The Hair of My Chinny-Chin-Chin

Happy Decembeard! It’s an annual campaign where people grow beards (or fake beards) during December to raise money and awareness for bowel cancer, a serious but treatable disease, especially when caught early. Participants start clean-shaven on November 30th, grow their facial hair all December, and use it as a conversation starter to educate others about symptoms like changes in bowel habits and blood in stool.
Since those are Hack’s favorite topics of conversation throughout the year, it’s not a big deal to him, but we thought you’d like to know.

Murder in the Doritory

Before Boris could answer, there was a sharp rap on the dorm room door. He and Jonny quickly threw on their wigs and long nightgowns and gave each other the thumbs up that they could safely pass for their female alter egos “Jonna” and “Boreen’” The pug opened the door to find Chloé, the bespectacled brunette who had bonded with Jonna, shivering at the door wrapped in only a small bath towel.

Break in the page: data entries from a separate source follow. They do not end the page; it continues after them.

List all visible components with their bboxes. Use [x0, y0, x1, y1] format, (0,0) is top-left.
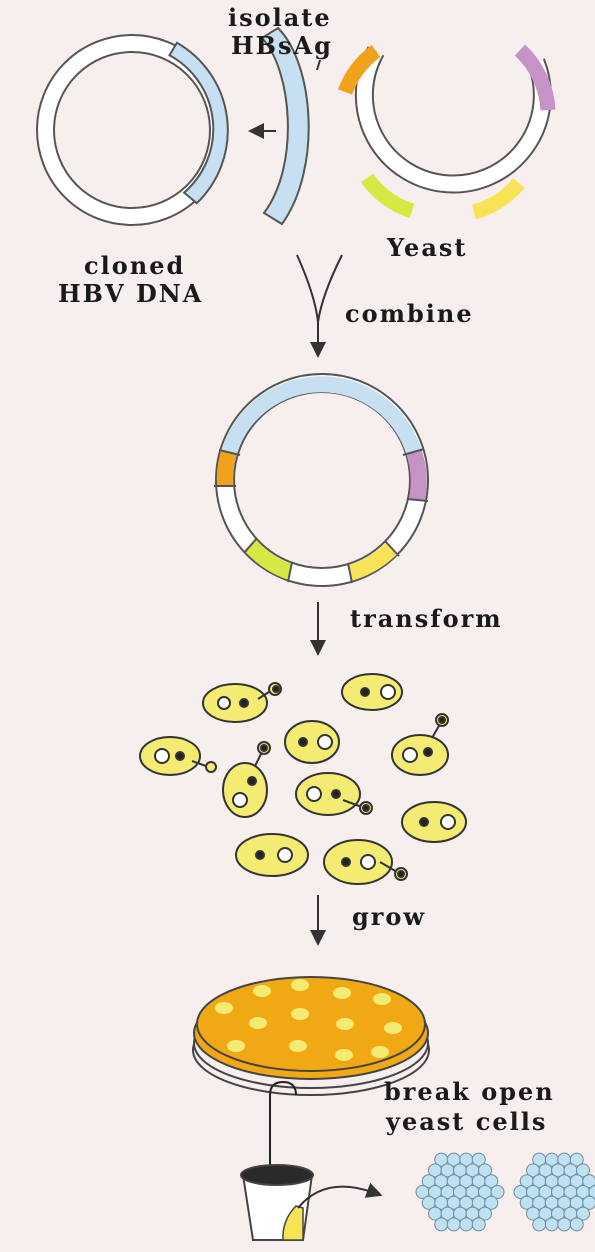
yeast-cell [392, 714, 448, 775]
hbsag-particle [447, 1218, 460, 1231]
yeast-cell [236, 834, 308, 876]
hbsag-particle [472, 1218, 485, 1231]
test-tube [241, 1165, 375, 1240]
purple-segment-2 [414, 452, 419, 500]
hbv-dna-label: HBV DNA [58, 282, 203, 306]
yeast-plasmid [345, 50, 548, 212]
yeast-cell [402, 802, 466, 842]
hbsag-particle-cluster-left [416, 1153, 504, 1231]
yeast-cell [342, 674, 402, 710]
yeast-cells [140, 674, 466, 884]
pointer-line [317, 60, 320, 70]
yeast-cell [203, 683, 281, 722]
grow-label: grow [352, 905, 426, 929]
hbsag-particle [435, 1218, 448, 1231]
petri-dish [193, 977, 429, 1165]
recombinant-plasmid [214, 383, 428, 583]
isolate-label: isolate [228, 6, 332, 30]
hbsag-particle [545, 1218, 558, 1231]
cloned-label: cloned [84, 254, 185, 278]
combine-arrow [297, 255, 342, 350]
hbsag-particle [460, 1218, 473, 1231]
hbsag-particle [558, 1218, 571, 1231]
lime-segment [367, 178, 412, 211]
yeast-cell [285, 721, 339, 763]
hbsag-label: HBsAg [231, 34, 333, 58]
yeast-label: Yeast [387, 236, 467, 260]
yeast-cell [140, 737, 216, 775]
hbsag-particle [570, 1218, 583, 1231]
combine-label: combine [345, 302, 474, 326]
yeast-cells-label: yeast cells [386, 1110, 547, 1134]
yeast-cell [324, 840, 407, 884]
transform-label: transform [350, 607, 503, 631]
hbsag-insert-segment [229, 384, 414, 452]
yeast-cell [296, 773, 372, 815]
orange-segment-2 [225, 452, 229, 486]
hbsag-particle [533, 1218, 546, 1231]
hbsag-particles [416, 1153, 595, 1231]
break-open-label: break open [384, 1080, 555, 1104]
hbsag-particle-cluster-right [514, 1153, 595, 1231]
hbv-dna-plasmid [37, 35, 228, 225]
yeast-cell [223, 742, 270, 817]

“With all the murders going on in the dormitory,” she said to Boris, “I didn’t want to sleep alone tonight. Is it alright if I sleep with Jonna?” Then she turned to Jonny. “But I forgot to bring my nightie from the murder room, so I’ll have to cuddle up to you in the nude. Is that okay?”

Boris shot Jonny a concerned look. This would be crossing a serious ethical line, but by refusing her they might lose her hard-earned trust. But before the pug could say anything, his partner was already in bed, raising a corner of the blanket that beckoned the scantily clad beauty to join her confidante.

“Hop in,” said Jonna with a puzzling wolf-like grin.